PI/Co-PI: Prof Matt Probert, Dr Phil Hasnip - University of York; Prof Keith Refson - Royal Holloway, University of London; Dr Anthony Reilly - University of Cambridge

Technical: Dr Matthew Hodgson - University of York

Relevant Documents

eCSE Final Report: Optimising van der Waals simulations with CASTEP code

Project summary

This project aimed to improve the performance of the van der Waals (vdW) interactions as implemented in CASTEP. The existing code used various "Semi-Empirical Dispersion Correction" (SEDC) schemes, but performed poorly for a small number of pathological cases, and was not parallel. Hence there were situations where CASTEP run time on machines like ARCHER was dominated by calculating these interactions.

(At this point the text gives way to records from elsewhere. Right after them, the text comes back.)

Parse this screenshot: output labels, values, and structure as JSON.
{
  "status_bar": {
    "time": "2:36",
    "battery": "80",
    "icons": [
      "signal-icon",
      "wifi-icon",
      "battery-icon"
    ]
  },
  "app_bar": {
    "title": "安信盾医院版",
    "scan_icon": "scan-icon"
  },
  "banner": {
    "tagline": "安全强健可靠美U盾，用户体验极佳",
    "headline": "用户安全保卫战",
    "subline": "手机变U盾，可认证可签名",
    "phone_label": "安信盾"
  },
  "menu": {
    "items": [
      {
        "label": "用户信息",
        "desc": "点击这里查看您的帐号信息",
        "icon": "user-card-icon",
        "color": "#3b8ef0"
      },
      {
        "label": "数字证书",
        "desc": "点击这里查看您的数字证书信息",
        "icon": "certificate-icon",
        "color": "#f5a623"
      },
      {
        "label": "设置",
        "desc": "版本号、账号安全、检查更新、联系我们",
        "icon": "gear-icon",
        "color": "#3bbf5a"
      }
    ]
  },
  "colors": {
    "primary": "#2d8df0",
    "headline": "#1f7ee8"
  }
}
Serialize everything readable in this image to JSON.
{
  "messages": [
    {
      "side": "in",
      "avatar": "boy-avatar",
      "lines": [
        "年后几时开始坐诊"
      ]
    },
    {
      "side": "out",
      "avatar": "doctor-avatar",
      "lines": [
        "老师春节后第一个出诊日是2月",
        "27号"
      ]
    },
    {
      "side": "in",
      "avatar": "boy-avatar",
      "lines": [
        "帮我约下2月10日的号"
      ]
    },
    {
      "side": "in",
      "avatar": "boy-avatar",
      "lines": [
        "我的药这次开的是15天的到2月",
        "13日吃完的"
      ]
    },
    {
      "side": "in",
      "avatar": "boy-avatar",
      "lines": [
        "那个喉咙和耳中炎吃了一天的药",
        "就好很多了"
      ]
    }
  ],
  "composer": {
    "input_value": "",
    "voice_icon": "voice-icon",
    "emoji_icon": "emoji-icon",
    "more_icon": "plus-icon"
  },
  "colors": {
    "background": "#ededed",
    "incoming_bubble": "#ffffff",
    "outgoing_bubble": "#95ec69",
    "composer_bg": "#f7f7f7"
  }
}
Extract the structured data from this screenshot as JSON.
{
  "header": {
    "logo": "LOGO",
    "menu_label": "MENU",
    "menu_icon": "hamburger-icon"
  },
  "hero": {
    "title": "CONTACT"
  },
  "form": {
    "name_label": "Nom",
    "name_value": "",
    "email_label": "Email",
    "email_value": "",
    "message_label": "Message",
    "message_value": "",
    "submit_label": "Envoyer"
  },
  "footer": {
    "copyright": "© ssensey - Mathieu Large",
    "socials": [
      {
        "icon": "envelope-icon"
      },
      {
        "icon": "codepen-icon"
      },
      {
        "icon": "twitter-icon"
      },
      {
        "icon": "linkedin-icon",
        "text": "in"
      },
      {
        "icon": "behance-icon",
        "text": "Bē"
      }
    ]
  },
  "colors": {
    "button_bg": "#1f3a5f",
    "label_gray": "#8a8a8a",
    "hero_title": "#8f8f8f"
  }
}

In this project, the simple sum method used by CASTEP to calculate the vdW interaction was replaced by a modified Ewald scheme for calculating the vdW energy, force, stress and first order differential of the force for phonon calculations. This has produced a speed up of around a factor of five (in a benchmark water calculation) over the previous implementation in serial. We have also parallelized this code using MPI, whereas the previous code was only serial. Hence for large calculations on ARCHER the code is now many times faster due to the combination of both of these improvements.

As a result of this work, the inclusion of vdW interactions will no longer be a significant bottleneck in any calculation, enabling a large range of calculations to be carried out that previously were infeasible. Such interactions are crucial in the study of many molecular crystals, layered materials, etc - all of which are of great interest.

Summary of the software

CASTEP is a general purpose code for the quantum simulation of properties of materials. It has been developed in the UK for many years, and is widely used within both academia and industry. It is freely available to all UK academics subject to a simple licence agreement. It has been used as part of the acceptance test suite on successive national supercomputers, including ARCHER, and is available on ARCHER as a system binary to all registered users. CASTEP is also available for source-code download from CCPForge (https://ccpforge.cse.rl.ac.uk/gf/) for all registered users. CASTEP is also available commercially for industrial and non-UK academic users from BIOVIA (http://accelrys.com/products/collaborative-science/biovia-materials-studio/).

In this project, the previous implementation of the vdW interaction via the different SEDC schemes has now been replaced by an Ewald summation method. The new routines are now fully integrated into the main CASTEP source, and are currently subject to beta-testing within the core CASTEP developers group. The routines will be part of the next CASTEP release (due Q4 2015) and hence will be in the next ARCHER system binary and future commercial releases. The changes will not be obvious to a casual user as the user interface has not been affected, but all SEDC users will benefit from the speed boost, and affected ARCHER users will see a dramatic effect due to the parallelization.